How contextual apps can finally make smart devices smart

[Update: This article was published in VentureBeat on 4/19/15]

We all have smart products that go awry. Up until a few months ago, for example, Netflix didn’t allow the creation of different profiles, so the recommendations in my house were a strange collection based on the amalgamated viewing tastes of my wife, my two teenage daughters, my 11-year old son, and me.

This becomes particularly annoying as apps jump into the physical world and control devices. We all have experience with devices whose supposedly smart behavior turns out to be inappropriate at the time – and we end up shutting down the “intelligent” features to use them manually (or the devices end up at the bottom of a drawer).

The issue is that smart products today jump to conclusions too easily: they go from sensing to acting in one step. In the rush to get products out to market, many vendors trivialize the complexities of the real world and create products that use very basic reasoning.  Most of the time, they don’t even let users participate actively in the decisions being made.

The Rise of Contextual Applications

We are in the inflection point of a major transformation that started several decades ago. For several decades, the focus was on computers – and for all this time, we, the users, have had to comply with technology: We have had to remember our passwords. Read the manuals. Learn how to use software. Upgrade, deal with conflicts, provide maintenance and much more.

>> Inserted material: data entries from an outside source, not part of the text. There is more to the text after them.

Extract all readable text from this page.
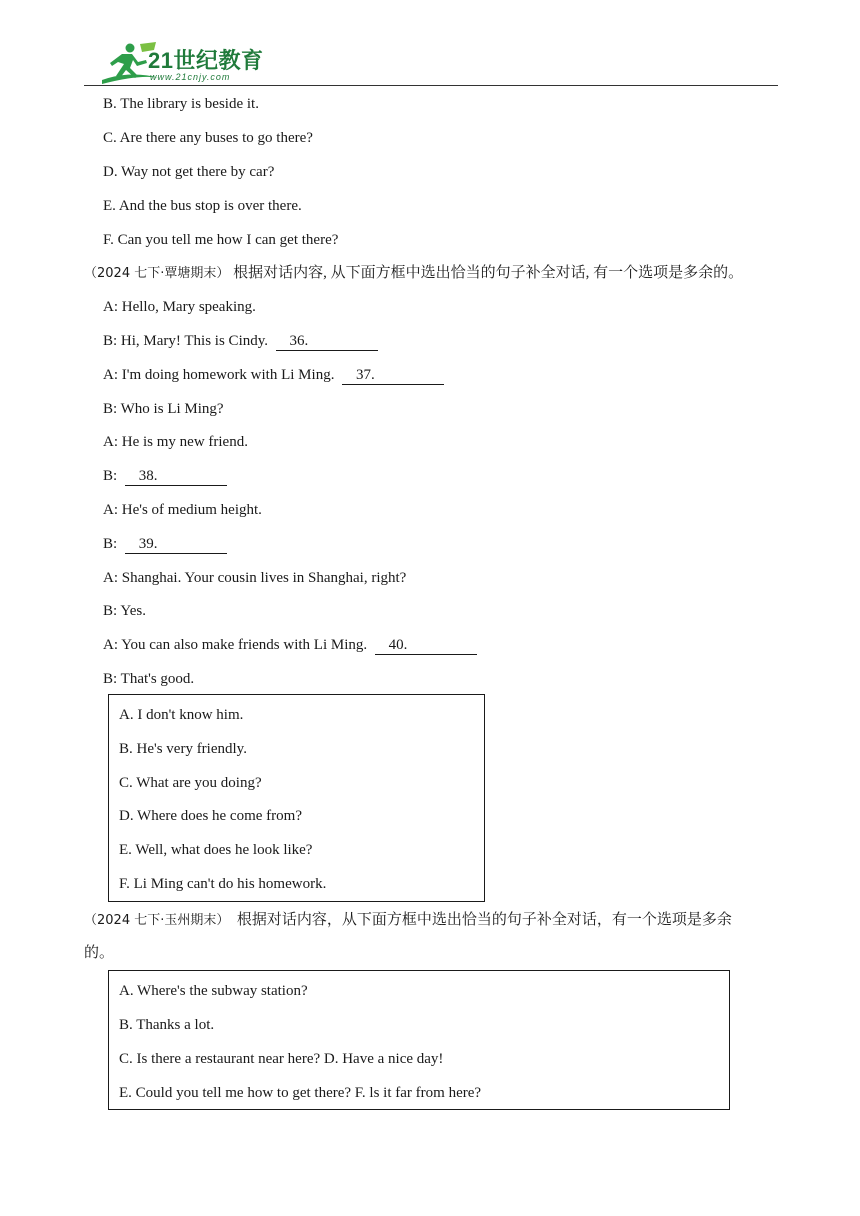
21世纪教育
www.21cnjy.com
B. The library is beside it.
C. Are there any buses to go there?
D. Way not get there by car?
E. And the bus stop is over there.
F. Can you tell me how I can get there?
（2024 七下·覃塘期末） 根据对话内容, 从下面方框中选出恰当的句子补全对话, 有一个选项是多余的。
A: Hello, Mary speaking.
B: Hi, Mary! This is Cindy. 36.
A: I'm doing homework with Li Ming. 37.
B: Who is Li Ming?
A: He is my new friend.
B: 38.
A: He's of medium height.
B: 39.
A: Shanghai. Your cousin lives in Shanghai, right?
B: Yes.
A: You can also make friends with Li Ming. 40.
B: That's good.
A. I don't know him.
B. He's very friendly.
C. What are you doing?
D. Where does he come from?
E. Well, what does he look like?
F. Li Ming can't do his homework.
（2024 七下·玉州期末） 根据对话内容，从下面方框中选出恰当的句子补全对话，有一个选项是多余
的。
A. Where's the subway station?
B. Thanks a lot.
C. Is there a restaurant near here? D. Have a nice day!
E. Could you tell me how to get there? F. ls it far from here?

But now, the focus is shifting: to us and the world around us. Computers are cheap enough and small enough that we can afford to optimize for people, not for computers. This leads to a very different world: diversity instead of standardization. We are all constantly reconfiguring the technology that surrounds us to mold it to our needs and wants – be it by adding a smart object, downloading a new app or configuring another. This leads to unique, individual environments, and is why we hate one-size-fits-all applications, while we love things optimized for specific needs instead.